As I promised at the weekend, a quick post to catch up with the Dickens course. A very quick post, because as is the case with most (all?) online courses, and probably most others too, the suggested time needed each week to complete the work set is ridiculously underestimated. I think it was advertised as three to five hours a week. You can double the top of that estimate easily. Not that I mind that, I just think courses should be more open about the necessary commitment, although they are probably wary of the numbers that would enrol if they were upfront about the hours.
I was talking about this with my Shakespeare group, yesterday. We are studying Love’s Labour’s Lost and you will remember that the play starts with the King of Navarre and three of his Lords vowing to study for three years while they live a life withdrawn from almost all other society. The idea isn’t Shakespeare’s own. There really were such Academies in France at this time, drawing their inspiration via Renaissance Italy from those of Ancient Greece. Within moments, however, the King is forced to recognise the sheer impracticality of the idea. Life imposes itself. He cannot neglect his other duties. I know how he feels. Finding ten hours in a week that is made up of 168 of the darned things (169 this week!) sounds as though it would be a doddle. Until, that is, you try to do it.
Anyway, I have got some of this week’s work out of the way. We have moved on from considering the role of the city for the moment and are thinking about the extent to which you can legitimately see Dickens own biography in his writing. I am not going to rehearse the well worn arguments about biographical interpretations of a writer’s work. I can see points in favour of both those who say never and those who say always. I suppose my position is that most of us make decisions every day based on what we have experienced in the past and I can’t see why a writer should be any different, but that doesn’t mean that they can’t make an active decision not to reflect those experiences in their writing. I am probably in the sometimes camp.
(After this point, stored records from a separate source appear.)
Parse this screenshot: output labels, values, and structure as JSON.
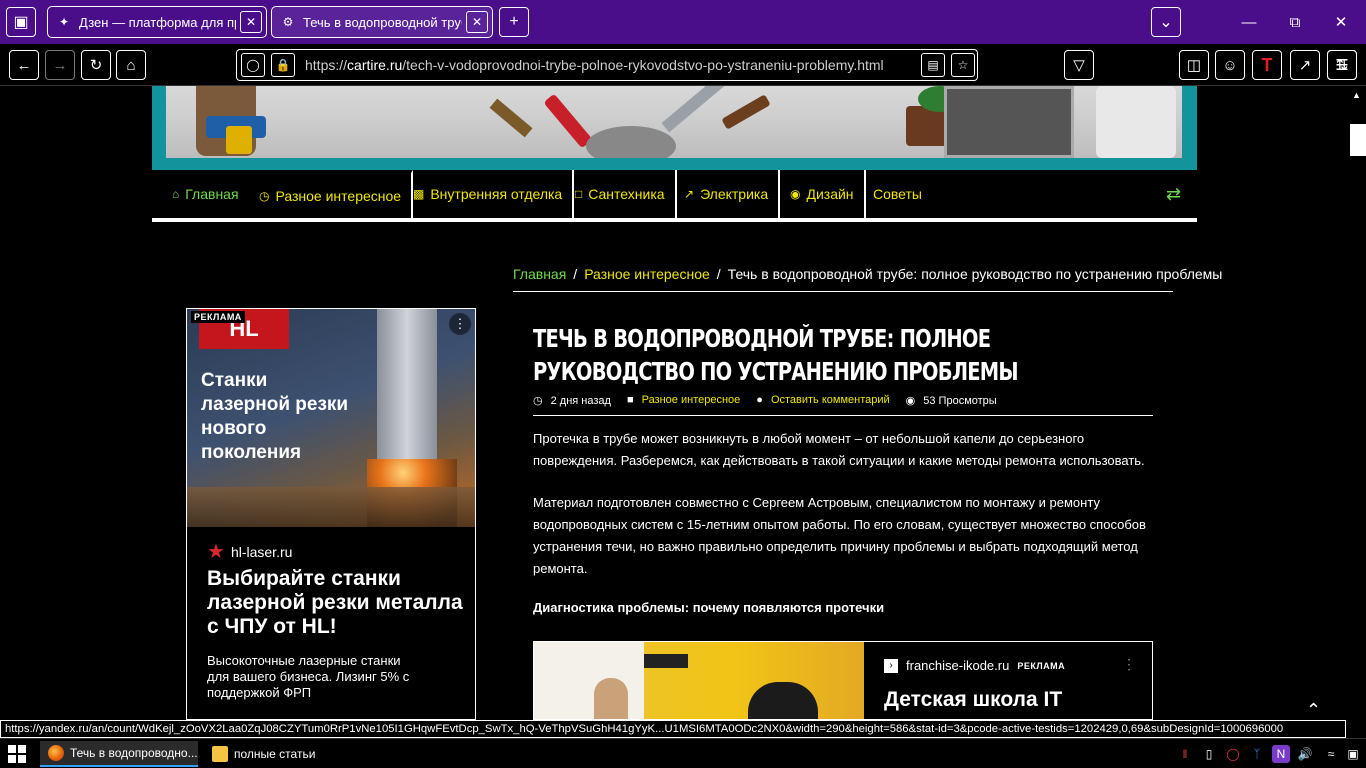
{
  "browser": {
    "tabs": [
      {
        "title": "Дзен — платформа для прос",
        "icon": "dzen-star-icon"
      },
      {
        "title": "Течь в водопроводной трубе",
        "icon": "site-gear-icon"
      }
    ],
    "url_scheme": "https://",
    "url_host": "cartire.ru",
    "url_path": "/tech-v-vodoprovodnoi-trybe-polnoe-rykovodstvo-po-ystraneniu-problemy.html",
    "status_link": "https://yandex.ru/an/count/WdKejl_zOoVX2Laa0ZqJ08CZYTum0RrP1vNe105I1GHqwFEvtDcp_SwTx_hQ-VeThpVSuGhH41gYyK...U1MSI6MTA0ODc2NX0&width=290&height=586&stat-id=3&pcode-active-testids=1202429,0,69&subDesignId=1000696000"
  },
  "site_menu": {
    "items": [
      {
        "label": "Главная",
        "icon": "home-icon"
      },
      {
        "label": "Разное интересное",
        "icon": "clock-icon"
      },
      {
        "label": "Внутренняя отделка",
        "icon": "briefcase-icon"
      },
      {
        "label": "Сантехника",
        "icon": "file-icon"
      },
      {
        "label": "Электрика",
        "icon": "chart-icon"
      },
      {
        "label": "Дизайн",
        "icon": "eye-icon"
      },
      {
        "label": "Советы",
        "icon": ""
      }
    ],
    "random_icon": "shuffle-icon"
  },
  "breadcrumb": {
    "home": "Главная",
    "category": "Разное интересное",
    "current": "Течь в водопроводной трубе: полное руководство по устранению проблемы"
  },
  "article": {
    "title": "Течь в водопроводной трубе: полное руководство по устранению проблемы",
    "meta": {
      "date": "2 дня назад",
      "category": "Разное интересное",
      "comment": "Оставить комментарий",
      "views": "53 Просмотры"
    },
    "paragraph1": "Протечка в трубе может возникнуть в любой момент – от небольшой капели до серьезного повреждения. Разберемся, как действовать в такой ситуации и какие методы ремонта использовать.",
    "paragraph2": "Материал подготовлен совместно с Сергеем Астровым, специалистом по монтажу и ремонту водопроводных систем с 15-летним опытом работы. По его словам, существует множество способов устранения течи, но важно правильно определить причину проблемы и выбрать подходящий метод ремонта.",
    "subheading": "Диагностика проблемы: почему появляются протечки"
  },
  "ad_left": {
    "badge": "РЕКЛАМА",
    "logo": "HL",
    "image_text": "Станки лазерной резки нового поколения",
    "domain": "hl-laser.ru",
    "title": "Выбирайте станки лазерной резки металла с ЧПУ от HL!",
    "description": "Высокоточные лазерные станки для вашего бизнеса. Лизинг 5% с поддержкой ФРП"
  },
  "ad_inline": {
    "domain": "franchise-ikode.ru",
    "badge": "РЕКЛАМА",
    "title": "Детская школа IT"
  },
  "taskbar": {
    "tasks": [
      {
        "label": "Течь в водопроводно...",
        "icon": "firefox-icon"
      },
      {
        "label": "полные статьи",
        "icon": "folder-icon"
      }
    ]
  },
  "colors": {
    "tab_strip": "#4a0e8a",
    "menu_text": "#f0e600",
    "menu_home": "#6fdc4a",
    "banner_frame": "#13939b"
  }
}
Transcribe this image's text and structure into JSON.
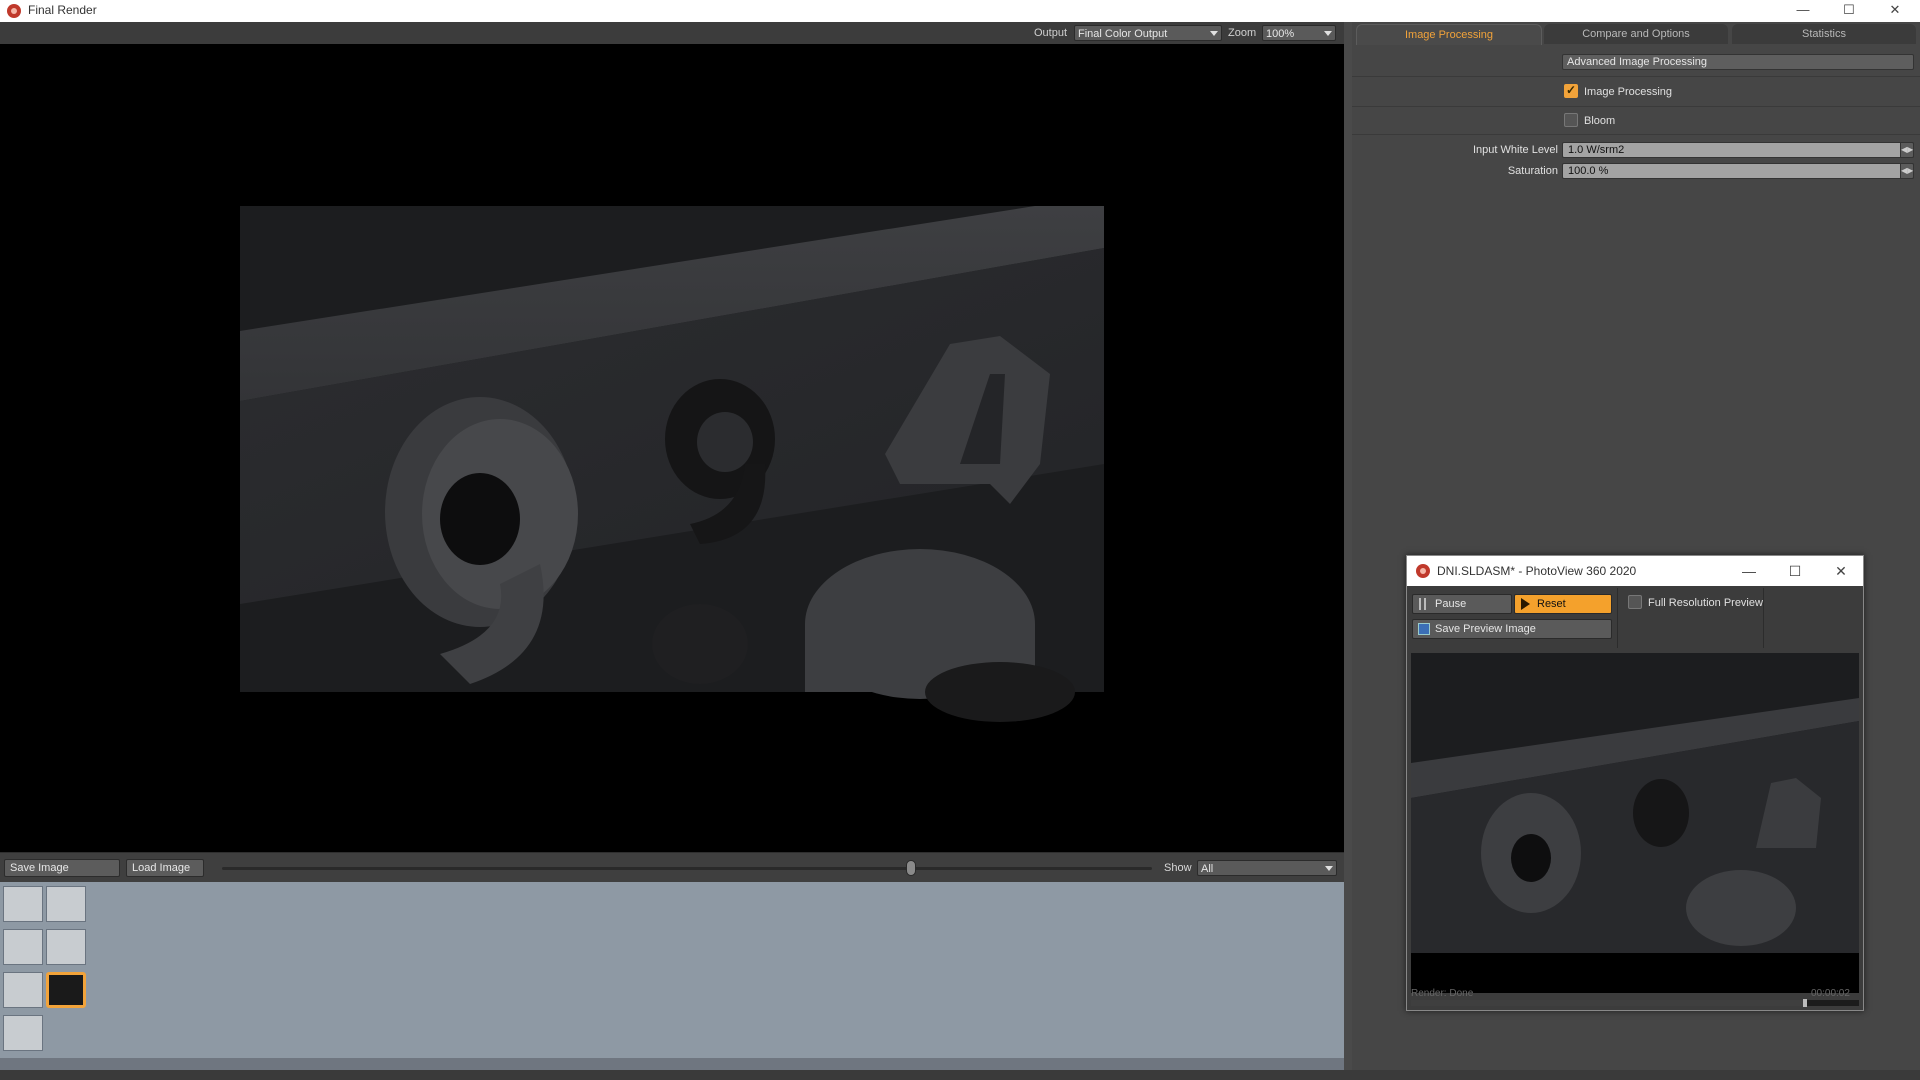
{
  "window": {
    "title": "Final Render"
  },
  "toolbar": {
    "output_label": "Output",
    "output_value": "Final Color Output",
    "zoom_label": "Zoom",
    "zoom_value": "100%"
  },
  "bottom": {
    "save_image": "Save Image",
    "load_image": "Load Image",
    "show_label": "Show",
    "show_value": "All"
  },
  "tabs": [
    {
      "label": "Image Processing",
      "active": true
    },
    {
      "label": "Compare and Options",
      "active": false
    },
    {
      "label": "Statistics",
      "active": false
    }
  ],
  "panel": {
    "advanced_button": "Advanced Image Processing",
    "image_processing_label": "Image Processing",
    "image_processing_checked": true,
    "bloom_label": "Bloom",
    "bloom_checked": false,
    "input_white_level_label": "Input White Level",
    "input_white_level_value": "1.0 W/srm2",
    "saturation_label": "Saturation",
    "saturation_value": "100.0 %"
  },
  "dialog": {
    "title": "DNI.SLDASM* - PhotoView 360 2020",
    "pause_label": "Pause",
    "reset_label": "Reset",
    "full_res_label": "Full Resolution Preview",
    "full_res_checked": false,
    "save_preview_label": "Save Preview Image",
    "status_text": "Render: Done",
    "elapsed": "00:00:02"
  },
  "colors": {
    "accent": "#f2a33a",
    "panel_bg": "#464646",
    "viewport_bg": "#000000",
    "thumb_strip": "#8e99a4"
  }
}
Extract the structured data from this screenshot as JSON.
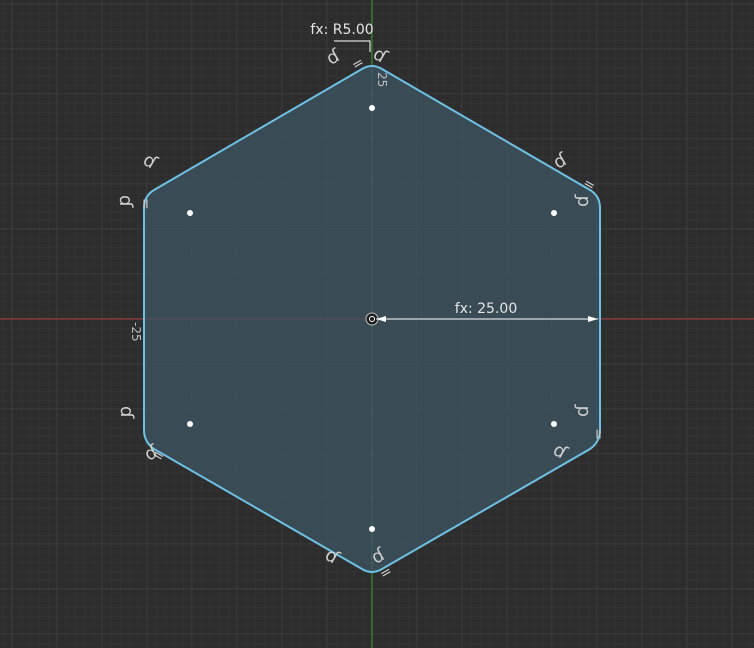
{
  "sketch": {
    "colors": {
      "background": "#2d2d2d",
      "grid_minor": "#363636",
      "grid_major": "#424242",
      "x_axis": "#b03a3a",
      "y_axis": "#2f9a3a",
      "profile_stroke": "#6ec1e4",
      "profile_fill": "#3e5563",
      "dimension": "#ffffff",
      "points": "#ffffff"
    },
    "radius_dimension_label": "fx: R5.00",
    "linear_dimension_label": "fx: 25.00",
    "axis_label_top": "25",
    "axis_label_left": "-25",
    "constraint_icons": {
      "tangent": "tangent-constraint-icon",
      "equal": "equal-constraint-icon"
    },
    "tangent_glyph": "ɗ",
    "equal_glyph": "="
  }
}
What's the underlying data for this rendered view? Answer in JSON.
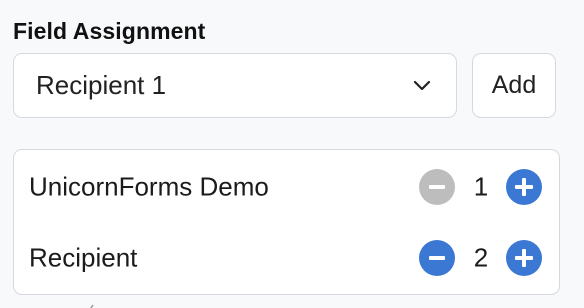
{
  "field_assignment": {
    "title": "Field Assignment",
    "selected_recipient": "Recipient 1",
    "add_label": "Add"
  },
  "fields": [
    {
      "label": "UnicornForms Demo",
      "count": "1",
      "decrement_enabled": false
    },
    {
      "label": "Recipient",
      "count": "2",
      "decrement_enabled": true
    }
  ],
  "colors": {
    "accent": "#3a78d3",
    "disabled": "#bdbdbd",
    "border": "#d6d9dd",
    "background": "#f8f9fa"
  },
  "icons": {
    "select": "chevron-down-icon",
    "decrement": "minus-icon",
    "increment": "plus-icon"
  }
}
What I do have a problem with, however, is those biographers who make inferences about their subjects with no evidence whatsoever and then present it as a fact. My favourite example of this comes from a biography of Christopher Marlowe. I had been having problems with the writer from the beginning of the text but when, talking about Marlowe’s reaction to the work of a Cambridge contemporary, he claimed if Marlowe read this, he was amused I finally exploded. If Marlowe read this, I think he might have been amused, I might just about have coped with, although I would have preferred him to tell me on what grounds he thought the playwright was so tickled. I would actually have liked something along the lines of Marlowe read this and we know he was amused because we have his authenticated copy of the book and in the margin he has written ‘I am amused’. That, however, would be crying for the moon. The trouble is, of course, that once you hit a statement like this, one for which there is no real evidence, you begin to question all the other statements that have been presented as fact. I know that biographers have to be prepared to make inferences from evidential material and we as readers have to be prepared to weigh the value of such inferences, but sometimes the writer goes to far.
So, I think I am going to take my Dickens cold and not worry about what is or isn’t biographical. They are cracking good stories and for me that is ultimately what matters.